Despite the scarlet letter from Carney, Stolper points to a Department of Justice (DOJ) investigation that he says showed he did nothing improper in his Broadcom prosecution. He also claims various officials, up to and including federal judges, have told him Carney's Broadcom rulings were curious.

Queried by the Weekly, a persuasive lineup of former DOJ colleagues vouched for Stolper.

“Andrew has been a fearless, fierce advocate for victims of crime,” says Joseph McNally, an assistant U.S. Attorney. “He brought justice to countless victims of crime across the country who were bullied and taken advantage of by sophisticated fraudsters. He was among the best white-collar prosecutors in the country, and his leaving the U.S. Attorney's office is a real loss.”

“Andrew is an outstanding, intelligent trial lawyer with a strong work ethic,” responds Dennise D. Willett, chief of the U.S. Attorney's Santa Ana branch office. “He was routinely assigned to prosecute the most complex white-collar cases in the Santa Ana branch office and other AUSAs [assistant U.S. Attorneys] routinely sought his advice and assistance on their cases. Andrew was a valuable member of our office, not only for his exceptional work, but also for the assistance he provided to his colleagues.”

“Andrew has worked every variety of white-collar case and was a wealth of legal, factual and political knowledge on how the cases are investigated, prosecuted and, ultimately, resolved,” observes Charles Pell, another assistant U.S. Attorney who transferred to the Santa Ana office from Riverside in 2011. “Andrew is one of the most persuasive lawyers I've worked with because he employs a powerful cocktail of intellect, humor, moxie and passion to make his arguments compelling.”

“I consider Andrew a good friend, and he was one of the brightest and hardest working colleagues I've had here at the U.S. Attorney's office,” echoed Brett Sagel, a federal prosecutor whose name you may recall from R. Scott Moxley's coverage of disgraced, ex-Orange County sheriff Mike Carona. “Even while Andrew was busy with his own caseload, he was available to give invaluable assistance to others. From personal experience, he probably gave me more and better ideas for my opening statements in the Carona trial than anyone else, and he wasn't even on the case.”

“During the cases on which we collaborated, AUSA Stolper always applied fairness and kept an open mind, dealing with defendants objectively,” says a current FBI agent who'd worked with Stolper since 2002 but asked not to be identified per FBI policy. “Many of his cases required dedication beyond the call of duty, and Mr. Stolper always exceeded my expectations. . . . I worked on several matters with AUSA Stolper that resulted in trials and was always impressed by Mr. Stolper's acumen in legal matters and abilities in the courtroom. Mr. Stolper was an asset to the furtherance of justice, and he will be missed.”

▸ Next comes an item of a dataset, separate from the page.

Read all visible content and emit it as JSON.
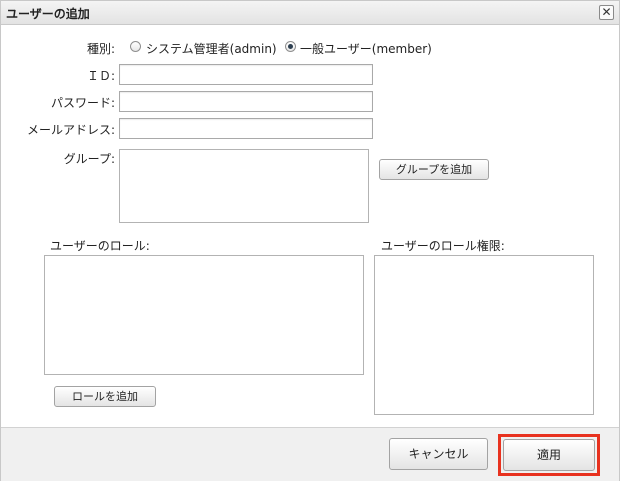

Now that Crux Capital is up and running full-time, Stolper and Norell are dealing less with critics than potential investors and hedge-fund managers. Anyone can invest but that won't give you a vote in which cases Crux Capital gets behind, Stolper notes. “They are betting on us to make the right calls,” he says—or, to put it in baseball terms, those investments will reap dividends overall if Stolper and Norell “have one or two outs, five or six doubles and triples, and one or two homers.”